Taxes, Expatriation, Facebook and Singapore

Death taxes have driven millionaires from Pennsylvania which has an inheritance tax to states like Florida where there is no death tax. But that is small potatoes compared to what is happening to our country’s billionaires. Not only do taxes drive the wealthy to other states, they drive them to other countries.

Consider the case of Eduardo Saverin, co-founder of Facebook. Last September, he surrendered his U.S. Passport, shifting his citizenship from the United States to Singapore which has no capital gains tax. He doesn’t avoid capital gain tax completely. The IRS levies a Section 877A “exit tax” on assets at expatriation. It creates a legal fiction that you sold all your stock the day before giving up your citizenship and charges you the current capital gains tax that would have been due had that sale actually occurred. However, considering that gains after the September 2011 expatriation date will not be subject to U.S. income tax, Saverin will save hundreds of millions of dollars in taxes.

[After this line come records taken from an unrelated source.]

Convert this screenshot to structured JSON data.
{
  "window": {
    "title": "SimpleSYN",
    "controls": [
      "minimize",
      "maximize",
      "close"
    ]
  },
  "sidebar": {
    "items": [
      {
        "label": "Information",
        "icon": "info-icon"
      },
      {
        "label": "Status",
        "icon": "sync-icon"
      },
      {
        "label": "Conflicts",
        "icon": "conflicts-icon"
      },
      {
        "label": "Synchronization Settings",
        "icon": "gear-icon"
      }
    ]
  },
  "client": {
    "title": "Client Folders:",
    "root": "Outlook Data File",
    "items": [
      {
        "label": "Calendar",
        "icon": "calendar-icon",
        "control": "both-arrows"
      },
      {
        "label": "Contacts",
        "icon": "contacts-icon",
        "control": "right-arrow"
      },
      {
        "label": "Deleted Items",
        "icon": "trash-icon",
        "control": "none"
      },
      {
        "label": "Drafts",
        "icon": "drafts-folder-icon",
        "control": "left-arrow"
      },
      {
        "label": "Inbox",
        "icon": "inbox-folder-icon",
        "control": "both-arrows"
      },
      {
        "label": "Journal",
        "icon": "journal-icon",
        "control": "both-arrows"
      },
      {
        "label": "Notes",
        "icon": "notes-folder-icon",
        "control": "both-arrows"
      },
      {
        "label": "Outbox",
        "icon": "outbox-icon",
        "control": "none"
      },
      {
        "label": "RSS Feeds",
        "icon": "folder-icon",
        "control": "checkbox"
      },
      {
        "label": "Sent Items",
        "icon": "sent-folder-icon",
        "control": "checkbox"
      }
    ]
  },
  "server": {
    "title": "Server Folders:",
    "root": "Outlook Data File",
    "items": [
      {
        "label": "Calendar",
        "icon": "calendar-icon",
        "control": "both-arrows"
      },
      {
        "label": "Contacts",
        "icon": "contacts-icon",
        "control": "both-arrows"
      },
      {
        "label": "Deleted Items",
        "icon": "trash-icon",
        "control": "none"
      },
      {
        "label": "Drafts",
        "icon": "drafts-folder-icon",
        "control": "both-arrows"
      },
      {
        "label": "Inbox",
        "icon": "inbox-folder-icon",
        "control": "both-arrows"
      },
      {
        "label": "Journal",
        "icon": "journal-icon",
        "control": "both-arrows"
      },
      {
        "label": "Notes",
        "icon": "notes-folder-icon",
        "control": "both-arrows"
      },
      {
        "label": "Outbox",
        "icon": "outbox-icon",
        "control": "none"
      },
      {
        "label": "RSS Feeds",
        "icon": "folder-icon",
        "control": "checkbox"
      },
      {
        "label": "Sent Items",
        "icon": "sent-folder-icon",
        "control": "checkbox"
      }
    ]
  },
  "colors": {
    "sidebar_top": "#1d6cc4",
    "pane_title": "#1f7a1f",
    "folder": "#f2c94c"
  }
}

To expatriate, a U.S. citizen must file Form 8854 with the IRS certifying that he or she is in compliance with federal tax law. The form requires the disclosure of foreign assets and income. The soon-to-be-expatriate must also pay an exit tax of 15% of the appreciated value of all his or her property subject to a statutory exclusion of $600,000 adjusted for inflation. Most observers believe this all-time low rate of 15% will not last long and that this may be the last good chance to cash out for only 15%.

The taxpayer must obtain or already have a second citizenship before surrendering his or her U.S. passport at a U.S. embassy and filing Form 8854. Otherwise, the expatriate will be a “stateless” person, a man without a country.

By making this election eight months before Facebook goes public and five months before the initial public offering (IPO) was announced, Saverin was able to argue that the (hard to determine) fair market value on the day before expatriation was much lower than the (easy to determine) price on the day of the IPO.

Yes, his exit tax will be a big bill, 15% of about $3.8 billion. But all future appreciation will be tax-free (absent a change in Singapore law), and he has his whole lifetime to pay the exit tax or until he sells the assets, whichever comes first, with the interest rate being the current applicable federal rate. However, if he wants to defer payment, he must post security for the entire liability.

Why Singapore? According to Wikipedia, Singapore is a city-state composed of 63 islands just south of Malaysia and 85 miles north of the equator. Since its independence in the 60s, it has grown to be the fourth largest financial center after Tokyo, London and New York; the largest logistics hub worldwide; the highest per capita GDP in the world; and home to more U.S. dollar millionaire households per capita than any other country.

Singapore’s tax system taxes income at a progressive rate from 0% to a maximum of 20%, and there is no tax on capital gains.

Some commentators say this plan will cost rather than save money for Saverin. They point out that if he held his stock until death, the shares would get a step-up in basis to date of death value and there would never be a capital gains tax on that gain. It appears Saverin prefers a tax plan that does not require his death.

Both the income and estate and gift tax apply to worldwide income and worldwide assets. Federal estate tax rates are 35% now and, perhaps, will go higher. Even the 35% rate is much higher than the capital gains rates. Unless the estate tax is repealed completely, this argument fails.

Saverin has a long time to live providing he doesn’t dissipate his life in the third largest casino gambling center in the world. He has a lot of U.S. company in Singapore, and they all believe the capital gain rates will go up long before their stock fortune will go down. Even if the capital gains tax is ignored, income taxes in Singapore are pretty friendly. With all those billionaires moving in and no expensive social programs or fancy military to support, they can afford to be low.

Senators Chuck Shumer (D-NY) and Bob Casey (D-PA) have already filed legislation to try to prevent this type of move. Their bill would force anyone who “expatriates for a substantial tax purpose” to pay a mandatory 30% rate on future capital gains. The ex-citizens would also find it very difficult to re-enter the U.S. Good grief! Is the answer to folks leaving the country because of high taxes to raise taxes even higher?

Saverin is paying tax on what he has when he leaves. That is not tax evasion.